Wenn du es dir nur einbildest, dann hat sich die Sache doch schon erledigt.


----------



## blautemple (26. September 2019)

rv112 schrieb:


> Ja das hilft, aber trotzdem hat man dadurch minimal höheren Inputlag als nur mit G-Sync, oder? Ich frage mich ob das Verhalten normal ist, oder ob der Monitor einen Macken hat?



Solange du nicht im VSync Limit bist kannst du keinen Unterschied merken weil es keinen gibt. 


Gesendet von iPhone mit Tapatalk


----------



## rv112 (26. September 2019)

Sicher? Denn V-Sync puffert ja dennoch die Bilder und hält sie vor, bzw. wartet auf den Monitor Refresh. G-Sync macht das nicht, da der Monitor ja wartet bis das Bild berechnet ist.


----------



## blautemple (26. September 2019)

Jap, absolut sicher: YouTube

VSync arbeitet erst sobald die 144Hz erreicht werden.

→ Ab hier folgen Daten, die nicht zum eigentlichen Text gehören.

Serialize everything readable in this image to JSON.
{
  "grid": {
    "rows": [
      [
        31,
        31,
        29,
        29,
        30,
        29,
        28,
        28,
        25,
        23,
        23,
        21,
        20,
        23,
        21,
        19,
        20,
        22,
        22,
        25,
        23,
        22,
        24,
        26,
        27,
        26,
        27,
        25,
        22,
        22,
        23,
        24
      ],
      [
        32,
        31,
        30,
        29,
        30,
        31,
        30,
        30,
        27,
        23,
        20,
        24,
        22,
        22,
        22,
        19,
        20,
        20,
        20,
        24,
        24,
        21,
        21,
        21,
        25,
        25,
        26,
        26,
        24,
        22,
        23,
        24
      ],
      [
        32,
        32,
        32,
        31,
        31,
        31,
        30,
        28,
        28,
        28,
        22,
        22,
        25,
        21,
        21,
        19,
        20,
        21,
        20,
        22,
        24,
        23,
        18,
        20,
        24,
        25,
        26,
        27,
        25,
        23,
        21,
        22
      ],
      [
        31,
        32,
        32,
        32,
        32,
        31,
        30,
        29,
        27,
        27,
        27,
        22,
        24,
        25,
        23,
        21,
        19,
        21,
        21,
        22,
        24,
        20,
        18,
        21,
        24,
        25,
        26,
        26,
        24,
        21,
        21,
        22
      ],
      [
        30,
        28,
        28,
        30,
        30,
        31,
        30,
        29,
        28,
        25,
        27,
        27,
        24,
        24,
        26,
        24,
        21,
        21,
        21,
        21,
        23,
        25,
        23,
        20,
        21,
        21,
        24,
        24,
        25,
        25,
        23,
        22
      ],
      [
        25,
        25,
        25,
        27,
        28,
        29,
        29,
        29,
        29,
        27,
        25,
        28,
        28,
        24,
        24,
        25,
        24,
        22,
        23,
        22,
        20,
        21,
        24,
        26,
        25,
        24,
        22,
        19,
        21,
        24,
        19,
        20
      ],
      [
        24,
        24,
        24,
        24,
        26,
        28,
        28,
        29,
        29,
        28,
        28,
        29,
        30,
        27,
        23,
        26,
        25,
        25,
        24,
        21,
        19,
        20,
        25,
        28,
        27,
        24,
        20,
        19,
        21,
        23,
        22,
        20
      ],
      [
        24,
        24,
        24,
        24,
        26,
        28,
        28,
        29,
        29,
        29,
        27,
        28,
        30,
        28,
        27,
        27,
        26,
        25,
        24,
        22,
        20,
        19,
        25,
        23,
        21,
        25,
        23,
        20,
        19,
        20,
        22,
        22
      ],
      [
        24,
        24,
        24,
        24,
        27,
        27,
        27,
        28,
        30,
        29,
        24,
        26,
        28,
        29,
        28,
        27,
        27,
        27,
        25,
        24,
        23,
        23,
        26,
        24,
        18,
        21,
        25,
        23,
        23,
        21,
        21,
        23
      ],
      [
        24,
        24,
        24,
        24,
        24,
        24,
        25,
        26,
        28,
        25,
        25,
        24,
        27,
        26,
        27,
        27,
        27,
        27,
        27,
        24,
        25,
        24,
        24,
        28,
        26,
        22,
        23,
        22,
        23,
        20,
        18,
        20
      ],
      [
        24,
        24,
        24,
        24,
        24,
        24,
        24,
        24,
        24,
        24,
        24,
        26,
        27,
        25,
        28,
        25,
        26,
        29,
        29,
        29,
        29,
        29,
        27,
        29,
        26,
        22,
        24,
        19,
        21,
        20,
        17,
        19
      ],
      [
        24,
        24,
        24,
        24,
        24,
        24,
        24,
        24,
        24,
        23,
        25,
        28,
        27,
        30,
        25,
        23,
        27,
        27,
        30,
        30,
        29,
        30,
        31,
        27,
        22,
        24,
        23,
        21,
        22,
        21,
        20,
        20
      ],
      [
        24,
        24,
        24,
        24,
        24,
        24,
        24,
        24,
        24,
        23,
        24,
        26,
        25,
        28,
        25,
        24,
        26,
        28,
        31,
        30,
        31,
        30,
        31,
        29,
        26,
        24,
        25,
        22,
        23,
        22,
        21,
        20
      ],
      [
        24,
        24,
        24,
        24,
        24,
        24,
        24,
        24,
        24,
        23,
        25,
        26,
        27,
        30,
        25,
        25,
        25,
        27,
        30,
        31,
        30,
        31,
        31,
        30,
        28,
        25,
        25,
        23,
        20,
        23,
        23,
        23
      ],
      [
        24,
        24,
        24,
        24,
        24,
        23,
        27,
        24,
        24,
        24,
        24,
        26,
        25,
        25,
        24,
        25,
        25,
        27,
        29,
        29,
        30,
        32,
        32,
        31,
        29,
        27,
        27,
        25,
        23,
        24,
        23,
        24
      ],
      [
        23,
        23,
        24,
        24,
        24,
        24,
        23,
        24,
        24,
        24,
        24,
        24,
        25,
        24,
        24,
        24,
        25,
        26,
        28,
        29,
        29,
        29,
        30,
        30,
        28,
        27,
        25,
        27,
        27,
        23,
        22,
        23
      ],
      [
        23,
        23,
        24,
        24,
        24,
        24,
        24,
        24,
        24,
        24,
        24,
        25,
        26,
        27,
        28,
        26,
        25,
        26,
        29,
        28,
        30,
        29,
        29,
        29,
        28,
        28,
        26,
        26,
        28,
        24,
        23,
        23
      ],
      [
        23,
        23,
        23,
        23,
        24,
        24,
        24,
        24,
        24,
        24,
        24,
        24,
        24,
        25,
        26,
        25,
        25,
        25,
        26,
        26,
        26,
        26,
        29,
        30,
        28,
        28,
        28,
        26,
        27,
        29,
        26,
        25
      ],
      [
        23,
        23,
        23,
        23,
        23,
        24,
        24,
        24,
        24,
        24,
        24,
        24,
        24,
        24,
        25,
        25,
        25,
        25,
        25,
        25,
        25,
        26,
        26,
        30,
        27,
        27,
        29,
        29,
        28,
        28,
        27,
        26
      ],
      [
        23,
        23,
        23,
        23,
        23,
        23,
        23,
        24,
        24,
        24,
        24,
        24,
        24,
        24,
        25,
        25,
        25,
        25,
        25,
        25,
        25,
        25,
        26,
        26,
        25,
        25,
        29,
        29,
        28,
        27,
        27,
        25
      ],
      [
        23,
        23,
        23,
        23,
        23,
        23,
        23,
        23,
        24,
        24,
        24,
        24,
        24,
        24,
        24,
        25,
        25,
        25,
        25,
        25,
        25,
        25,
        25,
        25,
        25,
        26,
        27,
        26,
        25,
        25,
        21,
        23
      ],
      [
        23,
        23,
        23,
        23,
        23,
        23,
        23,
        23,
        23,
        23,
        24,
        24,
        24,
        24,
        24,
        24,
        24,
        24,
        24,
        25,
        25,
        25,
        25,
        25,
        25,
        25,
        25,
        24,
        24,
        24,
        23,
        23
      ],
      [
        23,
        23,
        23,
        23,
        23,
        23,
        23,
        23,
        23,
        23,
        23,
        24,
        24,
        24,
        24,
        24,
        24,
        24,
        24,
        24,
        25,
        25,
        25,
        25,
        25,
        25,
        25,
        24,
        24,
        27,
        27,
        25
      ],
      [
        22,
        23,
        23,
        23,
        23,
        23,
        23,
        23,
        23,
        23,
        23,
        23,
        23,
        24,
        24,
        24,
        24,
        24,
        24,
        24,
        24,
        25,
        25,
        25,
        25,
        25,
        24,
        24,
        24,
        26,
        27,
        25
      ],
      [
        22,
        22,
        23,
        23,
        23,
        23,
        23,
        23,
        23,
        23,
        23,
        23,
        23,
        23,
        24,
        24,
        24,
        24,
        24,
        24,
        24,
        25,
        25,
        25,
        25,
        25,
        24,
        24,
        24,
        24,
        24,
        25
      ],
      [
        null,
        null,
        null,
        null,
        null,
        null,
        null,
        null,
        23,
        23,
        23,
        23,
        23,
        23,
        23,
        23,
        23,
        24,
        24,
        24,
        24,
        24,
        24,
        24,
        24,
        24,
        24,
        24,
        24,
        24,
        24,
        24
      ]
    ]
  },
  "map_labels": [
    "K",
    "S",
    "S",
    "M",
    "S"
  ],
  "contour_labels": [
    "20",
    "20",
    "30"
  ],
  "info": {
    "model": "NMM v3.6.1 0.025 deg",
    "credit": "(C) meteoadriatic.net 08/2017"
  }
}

Gesendet von iPhone mit Tapatalk


----------



## rv112 (26. September 2019)

Wieso hat man dann mit V-Sync jedoch kein Tearing unterhalb der Monitorfrequenz? Irgendwas muss da ja passieren. Hier wird auch von einem minimalen Inputlag gesprochen: VSYNC with low input lag (50ms lower!!!) - Petros Douvantzis - Medium


----------



## JoM79 (26. September 2019)

Weil Vsync im Zusammenspiel mit Gsync als Begrenzer fungiert.
So war es von Nvidia am Anfang vorgesehen und es liess sich auch nicht anderes einstellen.


----------



## rv112 (26. September 2019)

Danke!


----------